Martha Lake has been stocked with both 5,000 catchables and 11,000 fingerlings, and will have open water at least at the north end.

Dusty Lake offers an interesting mix of species. Rehabilitated in 2003, the lake contains good numbers of 16- to 20-inch rainbow, with some real whoppers remaining from the 2004 triploid plant. Tiger trout have also been stocked since 2004, and, more recently, brown trout. Selective fishery; read the pamphlet.

Sunfish have taken a toll on the quality fishery in Lenice and Nunnally lakes, but yearling rainbow should run 14 inches and both lakes have received regular plantings of 1- to 2-pound triploids, and small numbers of brown and tiger trout. The last two state tiger trout records have come from these waters.

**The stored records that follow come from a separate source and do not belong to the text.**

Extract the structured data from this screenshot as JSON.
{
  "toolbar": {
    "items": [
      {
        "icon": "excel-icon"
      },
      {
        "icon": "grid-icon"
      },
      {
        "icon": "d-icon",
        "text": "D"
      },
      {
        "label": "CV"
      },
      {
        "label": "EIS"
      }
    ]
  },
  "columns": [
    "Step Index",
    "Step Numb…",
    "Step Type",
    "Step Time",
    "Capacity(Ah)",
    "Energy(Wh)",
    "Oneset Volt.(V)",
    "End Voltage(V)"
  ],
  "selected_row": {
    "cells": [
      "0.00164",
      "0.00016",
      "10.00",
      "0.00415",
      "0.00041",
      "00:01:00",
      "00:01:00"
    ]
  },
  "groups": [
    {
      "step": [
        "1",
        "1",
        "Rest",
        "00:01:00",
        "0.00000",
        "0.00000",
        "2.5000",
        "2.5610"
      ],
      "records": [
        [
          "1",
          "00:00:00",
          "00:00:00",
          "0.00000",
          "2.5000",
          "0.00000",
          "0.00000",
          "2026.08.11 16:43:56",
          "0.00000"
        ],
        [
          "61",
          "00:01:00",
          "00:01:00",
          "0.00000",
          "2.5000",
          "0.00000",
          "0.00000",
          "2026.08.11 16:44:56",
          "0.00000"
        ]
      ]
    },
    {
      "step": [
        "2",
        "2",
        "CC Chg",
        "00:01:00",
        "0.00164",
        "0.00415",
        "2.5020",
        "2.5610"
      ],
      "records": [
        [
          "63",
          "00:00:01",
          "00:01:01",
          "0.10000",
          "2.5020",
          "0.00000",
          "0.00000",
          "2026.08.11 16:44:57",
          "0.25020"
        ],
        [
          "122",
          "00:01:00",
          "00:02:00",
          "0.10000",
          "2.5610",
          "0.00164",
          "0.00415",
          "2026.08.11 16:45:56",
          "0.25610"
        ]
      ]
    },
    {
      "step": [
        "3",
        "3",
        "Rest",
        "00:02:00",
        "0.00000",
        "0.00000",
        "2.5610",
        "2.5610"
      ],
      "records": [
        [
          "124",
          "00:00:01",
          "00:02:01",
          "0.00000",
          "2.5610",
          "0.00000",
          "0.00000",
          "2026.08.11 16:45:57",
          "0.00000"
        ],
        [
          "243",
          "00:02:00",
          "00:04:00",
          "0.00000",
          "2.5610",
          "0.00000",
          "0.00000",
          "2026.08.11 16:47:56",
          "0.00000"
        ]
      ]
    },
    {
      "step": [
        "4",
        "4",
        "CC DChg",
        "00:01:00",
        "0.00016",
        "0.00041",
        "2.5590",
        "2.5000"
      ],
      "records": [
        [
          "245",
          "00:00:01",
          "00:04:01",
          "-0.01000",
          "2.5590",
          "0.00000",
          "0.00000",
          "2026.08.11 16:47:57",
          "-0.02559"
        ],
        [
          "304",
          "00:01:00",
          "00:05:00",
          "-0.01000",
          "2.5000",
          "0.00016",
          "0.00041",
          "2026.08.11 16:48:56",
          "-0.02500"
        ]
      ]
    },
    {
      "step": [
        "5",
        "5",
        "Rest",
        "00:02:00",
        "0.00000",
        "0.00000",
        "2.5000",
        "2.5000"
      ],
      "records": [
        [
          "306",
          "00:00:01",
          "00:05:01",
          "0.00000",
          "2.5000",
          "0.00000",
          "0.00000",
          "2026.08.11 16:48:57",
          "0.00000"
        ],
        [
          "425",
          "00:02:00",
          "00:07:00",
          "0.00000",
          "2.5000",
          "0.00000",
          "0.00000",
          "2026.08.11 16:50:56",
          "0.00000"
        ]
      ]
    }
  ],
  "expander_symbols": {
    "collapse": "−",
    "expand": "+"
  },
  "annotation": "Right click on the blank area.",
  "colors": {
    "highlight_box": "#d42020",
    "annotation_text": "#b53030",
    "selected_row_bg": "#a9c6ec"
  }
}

Lake Lenore has produced good fishing on the last three March openers, and Korth said the lake is carrying as many of its big Lahontan-strain cutthroat as ever. Three- to four-year-old fish weighing 3 to 5 pounds, should be numerous, he said. Selective fishery; catch and release March through May.

Rufus Woods Reservoir on the upper Columbia behind Chief Joseph Dam is still a hot winter destination for really big (3 or 4 pounds up to 20-plus-pounds) triploid rainbow. Guide and Chelan resident Anton Jones (antonj@aol.com) said they don’t come easily in very cold water, but try attaching a Mack’s Lures “Hot Wings” to a 0000 chrome dodger, followed by 24 inches of 8-pound leader, then a Wedding Ring or Kokanee Special. Add a stinger hook and bait with a nightcrawler. Vary your speed, but concentrate on slowing down, fishing depths of 5 to 30 feet, near the dam. Bank anglers soaking Power Bait also score, near the upriver net pens or at the Corps of Engineers sites down by the dam. Tribal permits required when launching or fishing from the north side.

Clams: The last evening razor clam dig of the season has been tentatively scheduled by WDFW biologists for March 16-18, pending, as usual, final approval by the state Health Department. While this will be the last evening dig, some beaches may be opened for morning digging in April, according to Dan Ayres, in Montesano.

The upcoming opening is as follows: March 16, Long Beach, Twin Harbors, and Mocrocks (low tide at 5:31 p.m., plus 0.1 feet); March 17, all beaches, 6:16 p.m., minus 0.1 feet; and March 18, Long Beach, Twin Harbors and Kalaloch (6:58 p.m., minus 0.1 feet.

Try the inaugural edition of the Ocean Shores C of C razor clam festival, March 17, for diggers at Copalis and Ocean Shores beaches. Chowder cook-offs, live music, more. Go to the chamber’s Web site for more information, www.oceanshores.org; or call 360-289-2451.

“Also,” Ayres said, “be aware that some tide books do not reflect the new, early, onset of daylight saving time this year.”